According to DeRosa, she and a few other parents who had a hand in setting up the GoFundMe were under the understanding that teachers had not been paid for the entire month of June and one month of payroll totaled about $40,000.

“It upsets me, because where is our tuition money going?” she questioned. Tuition was about $620 per month just prior to the closure. “It wasn’t cheap, but the education was second to none,” she added.

Should the church step up and pay the teachers, any and all money collected during the GoFundMe fundraiser, she said, would happily be returned.

“We just want to make sure they get what they deserve. They had no chance to save or anything,” she continued.

According to Brazier, about 58 students were registered in grades K-8 this year. At one point in time, over 225 students were enrolled. Next year, only about 26 children would have been registered.

“We just can’t afford it,” he said, explaining that one teacher would have cost over $20,000 a year and could have potentially only one student.

Payroll is not the only expense, though the budget for the private school is not available to the public. Brazier said other costs, including electric, sewer costs and maintenance, factor in. He’s hoping to have all the debts paid by the end of month and has reached out to Synod, the council of the church, for help in doing so.

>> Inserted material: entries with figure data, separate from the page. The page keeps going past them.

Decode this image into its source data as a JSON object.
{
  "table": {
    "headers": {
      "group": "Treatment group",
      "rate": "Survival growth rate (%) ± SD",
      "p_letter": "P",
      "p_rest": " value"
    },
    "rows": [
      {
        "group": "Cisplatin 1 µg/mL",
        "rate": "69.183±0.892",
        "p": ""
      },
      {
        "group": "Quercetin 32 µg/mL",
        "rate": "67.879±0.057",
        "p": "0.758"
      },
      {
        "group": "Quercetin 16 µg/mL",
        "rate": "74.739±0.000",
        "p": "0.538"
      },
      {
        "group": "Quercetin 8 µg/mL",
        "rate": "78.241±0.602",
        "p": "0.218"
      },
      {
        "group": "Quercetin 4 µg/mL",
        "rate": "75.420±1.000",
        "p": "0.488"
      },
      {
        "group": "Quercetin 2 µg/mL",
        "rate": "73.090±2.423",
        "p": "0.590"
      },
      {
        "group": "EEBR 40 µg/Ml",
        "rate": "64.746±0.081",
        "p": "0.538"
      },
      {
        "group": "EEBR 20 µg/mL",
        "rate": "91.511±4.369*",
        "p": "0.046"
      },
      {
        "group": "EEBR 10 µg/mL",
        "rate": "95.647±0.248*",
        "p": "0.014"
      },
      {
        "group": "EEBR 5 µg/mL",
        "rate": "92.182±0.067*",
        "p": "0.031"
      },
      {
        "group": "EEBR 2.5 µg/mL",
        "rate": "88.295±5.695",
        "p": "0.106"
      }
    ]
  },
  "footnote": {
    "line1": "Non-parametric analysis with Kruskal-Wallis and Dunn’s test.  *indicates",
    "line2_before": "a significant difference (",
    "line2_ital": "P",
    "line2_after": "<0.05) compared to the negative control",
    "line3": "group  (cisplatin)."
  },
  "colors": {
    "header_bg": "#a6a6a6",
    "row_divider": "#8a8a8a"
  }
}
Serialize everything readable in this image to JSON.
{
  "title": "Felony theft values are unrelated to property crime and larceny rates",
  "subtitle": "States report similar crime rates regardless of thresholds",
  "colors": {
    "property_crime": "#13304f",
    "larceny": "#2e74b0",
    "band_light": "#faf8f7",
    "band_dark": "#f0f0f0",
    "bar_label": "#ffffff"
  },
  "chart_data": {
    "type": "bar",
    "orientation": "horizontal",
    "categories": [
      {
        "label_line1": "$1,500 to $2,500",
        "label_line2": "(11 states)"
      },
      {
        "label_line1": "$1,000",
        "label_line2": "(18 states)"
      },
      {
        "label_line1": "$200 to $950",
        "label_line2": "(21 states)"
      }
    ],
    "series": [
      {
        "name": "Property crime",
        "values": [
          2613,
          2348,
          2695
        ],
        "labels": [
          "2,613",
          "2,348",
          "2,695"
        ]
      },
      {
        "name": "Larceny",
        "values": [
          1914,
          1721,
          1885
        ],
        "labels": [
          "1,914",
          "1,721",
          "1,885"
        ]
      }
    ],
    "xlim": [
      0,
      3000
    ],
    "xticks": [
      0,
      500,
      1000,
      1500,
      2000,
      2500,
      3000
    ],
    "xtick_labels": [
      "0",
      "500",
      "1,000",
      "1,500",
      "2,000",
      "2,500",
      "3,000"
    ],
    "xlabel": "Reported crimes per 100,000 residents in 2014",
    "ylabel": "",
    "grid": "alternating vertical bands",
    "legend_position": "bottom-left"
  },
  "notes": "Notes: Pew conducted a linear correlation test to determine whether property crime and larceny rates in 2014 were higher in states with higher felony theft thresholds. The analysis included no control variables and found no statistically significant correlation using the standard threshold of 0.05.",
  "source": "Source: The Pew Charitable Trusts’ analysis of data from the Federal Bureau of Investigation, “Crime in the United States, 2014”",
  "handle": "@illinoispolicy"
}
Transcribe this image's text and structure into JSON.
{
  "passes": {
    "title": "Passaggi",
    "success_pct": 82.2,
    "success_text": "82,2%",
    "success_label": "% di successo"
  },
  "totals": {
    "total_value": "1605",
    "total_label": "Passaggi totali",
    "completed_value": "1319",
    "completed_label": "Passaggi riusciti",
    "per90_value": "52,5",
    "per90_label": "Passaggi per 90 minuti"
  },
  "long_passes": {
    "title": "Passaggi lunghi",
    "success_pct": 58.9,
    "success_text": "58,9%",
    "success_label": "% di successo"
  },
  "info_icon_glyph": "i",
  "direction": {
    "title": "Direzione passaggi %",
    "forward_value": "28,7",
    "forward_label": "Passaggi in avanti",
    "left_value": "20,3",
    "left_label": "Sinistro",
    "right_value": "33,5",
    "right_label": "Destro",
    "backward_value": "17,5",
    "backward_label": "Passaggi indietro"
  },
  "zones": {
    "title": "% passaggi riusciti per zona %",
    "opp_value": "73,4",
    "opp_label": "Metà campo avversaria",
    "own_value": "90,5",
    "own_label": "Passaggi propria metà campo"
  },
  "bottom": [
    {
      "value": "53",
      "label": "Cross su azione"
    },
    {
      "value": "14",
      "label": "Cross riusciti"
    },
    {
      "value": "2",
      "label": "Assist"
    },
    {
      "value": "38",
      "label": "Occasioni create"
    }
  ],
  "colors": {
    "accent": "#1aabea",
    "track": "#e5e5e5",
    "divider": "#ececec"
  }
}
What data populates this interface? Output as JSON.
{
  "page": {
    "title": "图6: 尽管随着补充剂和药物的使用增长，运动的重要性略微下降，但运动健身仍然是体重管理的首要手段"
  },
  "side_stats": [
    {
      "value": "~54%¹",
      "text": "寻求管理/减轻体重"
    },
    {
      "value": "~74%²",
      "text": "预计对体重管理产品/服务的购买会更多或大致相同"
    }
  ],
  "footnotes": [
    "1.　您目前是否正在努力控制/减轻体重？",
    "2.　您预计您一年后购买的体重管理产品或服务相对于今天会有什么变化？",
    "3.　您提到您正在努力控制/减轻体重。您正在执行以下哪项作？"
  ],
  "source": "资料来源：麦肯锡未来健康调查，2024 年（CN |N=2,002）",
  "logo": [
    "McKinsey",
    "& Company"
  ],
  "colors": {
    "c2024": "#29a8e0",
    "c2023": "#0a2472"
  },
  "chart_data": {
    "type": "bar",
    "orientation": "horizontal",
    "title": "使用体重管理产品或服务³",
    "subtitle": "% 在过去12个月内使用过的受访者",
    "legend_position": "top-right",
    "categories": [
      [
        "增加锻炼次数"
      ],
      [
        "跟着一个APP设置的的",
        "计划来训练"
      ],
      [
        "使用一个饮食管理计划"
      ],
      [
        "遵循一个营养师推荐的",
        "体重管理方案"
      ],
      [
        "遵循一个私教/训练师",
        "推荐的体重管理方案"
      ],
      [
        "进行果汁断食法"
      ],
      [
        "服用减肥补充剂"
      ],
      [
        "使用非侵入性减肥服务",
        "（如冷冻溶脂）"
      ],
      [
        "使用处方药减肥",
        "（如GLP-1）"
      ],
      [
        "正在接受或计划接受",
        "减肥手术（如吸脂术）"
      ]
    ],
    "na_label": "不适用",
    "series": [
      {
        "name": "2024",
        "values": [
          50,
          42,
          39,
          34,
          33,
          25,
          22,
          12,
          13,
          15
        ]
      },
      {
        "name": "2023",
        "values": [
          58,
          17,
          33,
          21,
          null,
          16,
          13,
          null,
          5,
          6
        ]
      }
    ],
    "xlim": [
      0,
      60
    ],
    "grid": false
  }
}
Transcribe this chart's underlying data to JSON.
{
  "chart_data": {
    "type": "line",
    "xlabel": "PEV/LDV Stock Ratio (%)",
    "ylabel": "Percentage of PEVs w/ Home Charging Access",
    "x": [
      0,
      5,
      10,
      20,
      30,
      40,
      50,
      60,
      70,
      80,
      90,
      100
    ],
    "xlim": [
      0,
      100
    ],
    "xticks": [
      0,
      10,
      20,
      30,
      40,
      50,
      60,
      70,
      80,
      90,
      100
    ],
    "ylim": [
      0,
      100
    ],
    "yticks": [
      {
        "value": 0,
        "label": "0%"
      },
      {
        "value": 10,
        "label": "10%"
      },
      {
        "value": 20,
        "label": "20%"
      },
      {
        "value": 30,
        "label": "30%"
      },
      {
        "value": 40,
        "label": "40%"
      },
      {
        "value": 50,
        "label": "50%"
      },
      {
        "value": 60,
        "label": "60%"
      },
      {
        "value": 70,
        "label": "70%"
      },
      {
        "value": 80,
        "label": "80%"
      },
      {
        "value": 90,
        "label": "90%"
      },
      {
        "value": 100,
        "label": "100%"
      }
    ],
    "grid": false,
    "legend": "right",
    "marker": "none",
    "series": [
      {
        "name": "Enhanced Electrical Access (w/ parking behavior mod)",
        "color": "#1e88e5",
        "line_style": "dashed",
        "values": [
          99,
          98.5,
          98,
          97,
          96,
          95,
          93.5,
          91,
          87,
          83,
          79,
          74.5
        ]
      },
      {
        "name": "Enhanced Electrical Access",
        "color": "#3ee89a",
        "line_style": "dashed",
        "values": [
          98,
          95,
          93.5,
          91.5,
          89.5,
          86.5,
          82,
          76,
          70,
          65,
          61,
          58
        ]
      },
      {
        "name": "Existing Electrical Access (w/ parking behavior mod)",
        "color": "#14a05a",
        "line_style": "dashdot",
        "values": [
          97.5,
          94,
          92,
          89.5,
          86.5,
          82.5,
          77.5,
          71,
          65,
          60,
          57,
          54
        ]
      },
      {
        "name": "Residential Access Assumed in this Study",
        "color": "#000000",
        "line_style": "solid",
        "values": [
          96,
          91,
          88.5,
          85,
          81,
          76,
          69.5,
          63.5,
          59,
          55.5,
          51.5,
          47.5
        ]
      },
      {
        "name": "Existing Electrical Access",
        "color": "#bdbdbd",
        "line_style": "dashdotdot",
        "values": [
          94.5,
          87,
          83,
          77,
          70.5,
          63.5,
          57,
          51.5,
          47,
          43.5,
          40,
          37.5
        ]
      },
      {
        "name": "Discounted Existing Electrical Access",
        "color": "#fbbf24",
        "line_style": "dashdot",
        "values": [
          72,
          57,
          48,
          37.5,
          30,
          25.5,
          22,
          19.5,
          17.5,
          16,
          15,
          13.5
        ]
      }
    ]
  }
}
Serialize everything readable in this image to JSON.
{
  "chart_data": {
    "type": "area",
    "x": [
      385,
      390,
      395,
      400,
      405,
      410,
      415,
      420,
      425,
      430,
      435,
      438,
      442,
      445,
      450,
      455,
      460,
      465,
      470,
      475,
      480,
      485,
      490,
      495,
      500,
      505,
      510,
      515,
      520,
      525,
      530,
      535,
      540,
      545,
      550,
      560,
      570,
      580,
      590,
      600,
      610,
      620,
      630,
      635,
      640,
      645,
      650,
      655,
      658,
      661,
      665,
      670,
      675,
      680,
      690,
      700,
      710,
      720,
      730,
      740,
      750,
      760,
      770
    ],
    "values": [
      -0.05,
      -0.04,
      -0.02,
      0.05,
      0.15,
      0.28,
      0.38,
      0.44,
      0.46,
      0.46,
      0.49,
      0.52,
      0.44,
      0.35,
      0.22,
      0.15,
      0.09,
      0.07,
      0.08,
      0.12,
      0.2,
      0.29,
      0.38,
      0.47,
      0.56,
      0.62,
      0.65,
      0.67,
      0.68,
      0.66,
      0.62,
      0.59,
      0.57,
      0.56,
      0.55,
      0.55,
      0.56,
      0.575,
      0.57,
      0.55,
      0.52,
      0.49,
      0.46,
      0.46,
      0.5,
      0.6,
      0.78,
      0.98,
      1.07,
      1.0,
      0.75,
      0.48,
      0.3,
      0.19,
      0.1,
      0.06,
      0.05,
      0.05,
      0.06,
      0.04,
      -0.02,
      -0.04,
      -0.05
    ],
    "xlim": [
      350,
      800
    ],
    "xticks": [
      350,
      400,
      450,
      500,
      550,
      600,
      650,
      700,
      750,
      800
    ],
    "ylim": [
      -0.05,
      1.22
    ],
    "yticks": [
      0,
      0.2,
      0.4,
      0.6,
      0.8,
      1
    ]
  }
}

During a mandatory meeting held last month, the church committee of the Emanuel Lutheran School in Patchogue unexpectedly announced to parents that they intended to close the facility as of the end of the 2018-19 school year. Teachers and staff didn’t get the message much sooner, all being forced to find other employment.

At that time, Brazier stated that the pre-k program for children aged 2-4 would remain open with intentions to “regrow the school” depending on demands.


The Emanuel Lutheran Church was organized and erected in 1912 by the Rev. Hermann Zoller, who served until 1932. Then came the Rev. Carl Gernannt until 1956 and the Rev. William Hinlicky, who organized the school in 1957.

The school originally opened with 17 students in kindergarten and first grade. The first principal was Ray Steinert and the first teacher was Miss Charlotte Streck. About 10 years later, in 1968, a nursery for 3- and 4-year-olds was added and by 1969, the seventh and eighth grades. On March 3, 1982, a fire destroyed the school and church. With fortunately no injuries, a new church building was dedicated the very next year. Then, in 1993, the congregation approved building a new early childhood center and by 1997, a full-day preschool program was added. They officially closed their doors last week. Pre-K will continue.